Maya Jungle

Rendez-vous au campement d’Uxmal, là où vous attend un temple Maya abandonné et surement pétri d’infinies richesses !

L’usine à Escape

Le moins que l’on puisse dire est que l’Escape Lab’ est la plus grande plateforme de turn-over en matière d’escape games parisiens. C’est vraiment le lieu où viennent se tester les jeux pour, parfois, disparaître bien rapidement. Au même titre, le lieu est propice aux escape games événementiels ou promotionnels à l’instar de Follow the light qui avait pour but de promouvoir les ampoules Philips.

Fort de très bonnes trouvailles comme Edward Selgorn ou Alma 3.0, l’Escape Lab’ a aussi accueilli des réussites plus mitigées – selon nous – comme Echo Squad ou Dans le noir… Nous avons donc hâte de pouvoir nous faire un avis sur cette nouvelle salle : Maya Jungle. Elle remplace géographiquement l’excellent 3 singes et tout notre groupe espère qu’elle en sera son digne successeur.

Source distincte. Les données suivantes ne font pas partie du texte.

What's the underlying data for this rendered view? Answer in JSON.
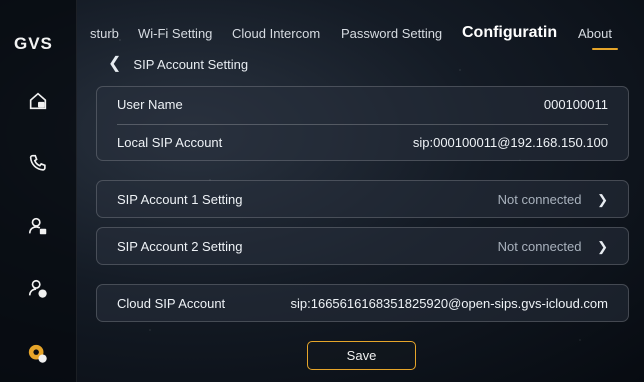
{
  "app": {
    "logo": "GVS"
  },
  "sidebar": {
    "items": [
      {
        "icon": "home-lock-icon"
      },
      {
        "icon": "phone-icon"
      },
      {
        "icon": "user-lock-icon"
      },
      {
        "icon": "user-call-icon"
      },
      {
        "icon": "settings-icon"
      }
    ],
    "accent": "#e6a52a"
  },
  "tabs": [
    {
      "label": "sturb"
    },
    {
      "label": "Wi-Fi Setting"
    },
    {
      "label": "Cloud Intercom"
    },
    {
      "label": "Password Setting"
    },
    {
      "label": "Configuratin",
      "active": true
    },
    {
      "label": "About"
    }
  ],
  "page": {
    "title": "SIP Account Setting"
  },
  "account": {
    "user_name_label": "User Name",
    "user_name_value": "000100011",
    "local_sip_label": "Local SIP Account",
    "local_sip_value": "sip:000100011@192.168.150.100"
  },
  "sip1": {
    "label": "SIP Account 1 Setting",
    "status": "Not connected"
  },
  "sip2": {
    "label": "SIP Account 2 Setting",
    "status": "Not connected"
  },
  "cloud": {
    "label": "Cloud SIP Account",
    "value": "sip:1665616168351825920@open-sips.gvs-icloud.com"
  },
  "actions": {
    "save_label": "Save"
  }
}
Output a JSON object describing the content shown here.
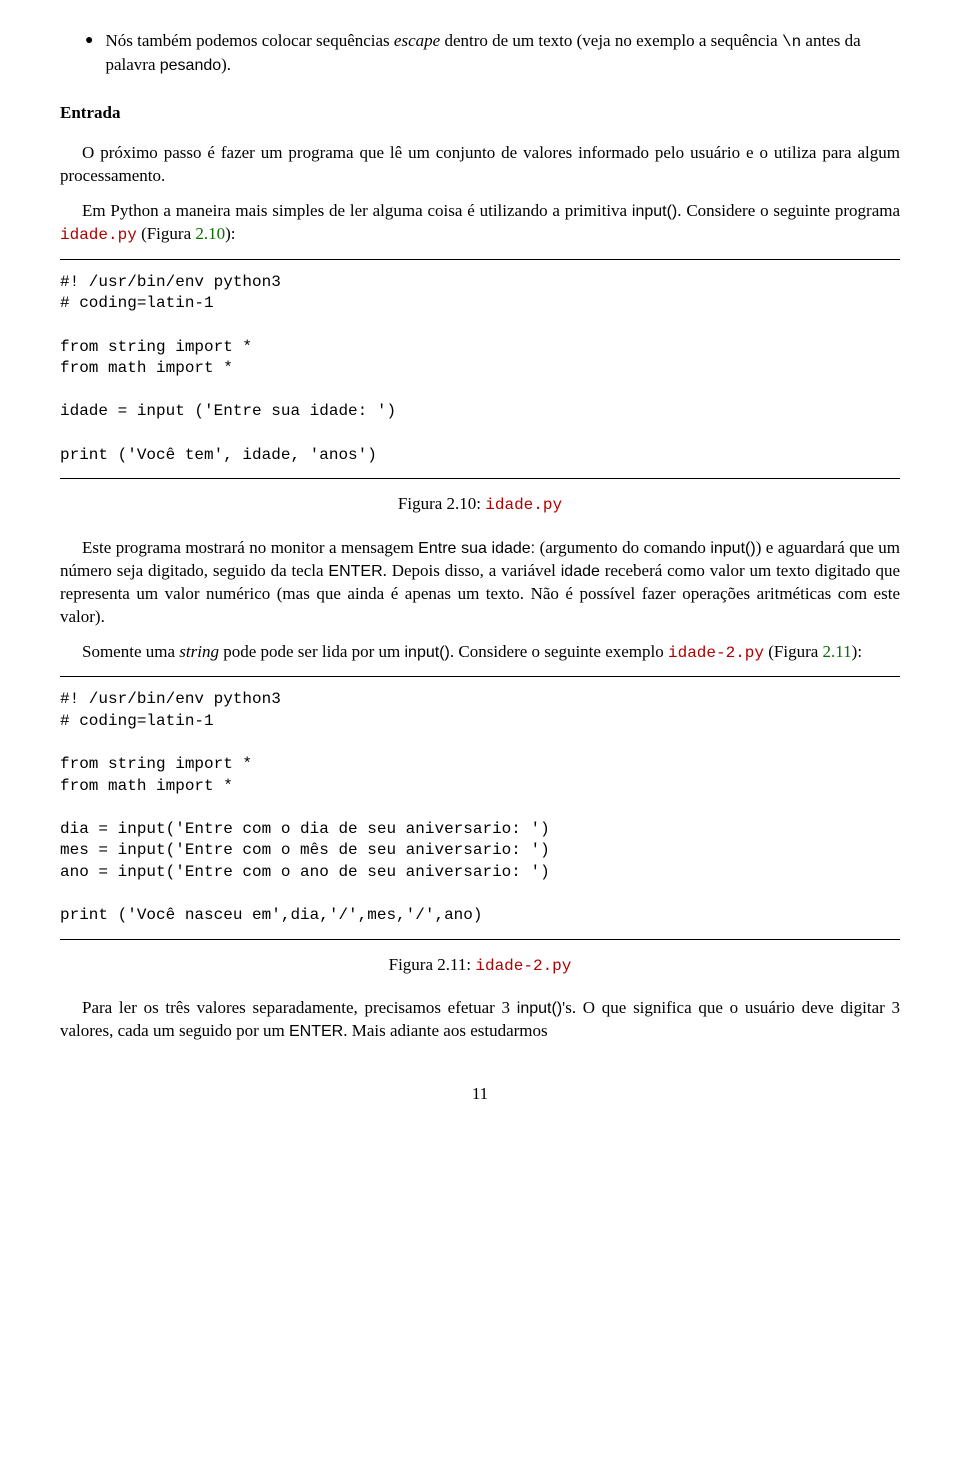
{
  "bullet1": {
    "prefix": "Nós também podemos colocar sequências ",
    "escape_word": "escape",
    "middle": " dentro de um texto (veja no exemplo a sequência ",
    "seq": "\\n",
    "suffix1": " antes da palavra ",
    "pesando": "pesando",
    "closeparen": ")."
  },
  "heading_entrada": "Entrada",
  "para1": "O próximo passo é fazer um programa que lê um conjunto de valores informado pelo usuário e o utiliza para algum processamento.",
  "para2": {
    "p1": "Em Python a maneira mais simples de ler alguma coisa é utilizando a primitiva ",
    "input": "input()",
    "p2": ". Considere o seguinte programa ",
    "idadepy": "idade.py",
    "p3": " (Figura ",
    "ref": "2.10",
    "p4": "):"
  },
  "code1": "#! /usr/bin/env python3\n# coding=latin-1\n\nfrom string import *\nfrom math import *\n\nidade = input ('Entre sua idade: ')\n\nprint ('Você tem', idade, 'anos')",
  "caption1": {
    "label": "Figura 2.10: ",
    "file": "idade.py"
  },
  "para3": {
    "p1": "Este programa mostrará no monitor a mensagem ",
    "enter_msg": "Entre sua idade:",
    "p2": " (argumento do comando ",
    "input": "input()",
    "p3": ") e aguardará que um número seja digitado, seguido da tecla ",
    "enter": "ENTER",
    "p4": ". Depois disso, a variável ",
    "idade": "idade",
    "p5": " receberá como valor um texto digitado que representa um valor numérico (mas que ainda é apenas um texto. Não é possível fazer operações aritméticas com este valor)."
  },
  "para4": {
    "p1": "Somente uma ",
    "string_w": "string",
    "p2": " pode pode ser lida por um ",
    "input": "input()",
    "p3": ".  Considere o seguinte exemplo ",
    "file": "idade-2.py",
    "p4": " (Figura ",
    "ref": "2.11",
    "p5": "):"
  },
  "code2": "#! /usr/bin/env python3\n# coding=latin-1\n\nfrom string import *\nfrom math import *\n\ndia = input('Entre com o dia de seu aniversario: ')\nmes = input('Entre com o mês de seu aniversario: ')\nano = input('Entre com o ano de seu aniversario: ')\n\nprint ('Você nasceu em',dia,'/',mes,'/',ano)",
  "caption2": {
    "label": "Figura 2.11: ",
    "file": "idade-2.py"
  },
  "para5": {
    "p1": "Para ler os três valores separadamente, precisamos efetuar 3 ",
    "input": "input()",
    "p2": "'s. O que significa que o usuário deve digitar 3 valores, cada um seguido por um ",
    "enter": "ENTER",
    "p3": ". Mais adiante aos estudarmos"
  },
  "page_no": "11"
}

Après un peu d’attente dans le hall d’accueil, une Indiana Jonesette survoltée se présente à nous. Elle nous embarque dans sa version de l’avion direction la jungle sud américaine ; avion ressemblant cruellement à un ascenseur. Une fois arrivés sur place, un briefing tout aussi enjoué nous mène directement sur le lieu de notre expédition.

L’escape jetable

Ladite jungle commence fadement par une tente telle que l’on peut l’imaginer il y a 500 ans lors des colonies. Malheureusement, elle donne plus l’impression d’être un stratagème pour cacher l’ancien décor à moindre frais, mais admettons. Le reste de la jungle sera assez moyen et le temple de qualité similaire. L’ensemble, en terme de décors, est assez décevant.

Quant à elles, les énigmes semblent sorties tout droit du programme électoral d’Alerte Laguiller de 1970 à 2000 : inlassablement recyclées sans aucune évolution par rapport à la réalité de ce que proposent les autres candidats. Elles – les énigmes – reprennent même les erreurs qu’on moleste allègrement depuis que de la cohérence histoire-énigme est ce qu’on peut naturellement attendre dans un escape game.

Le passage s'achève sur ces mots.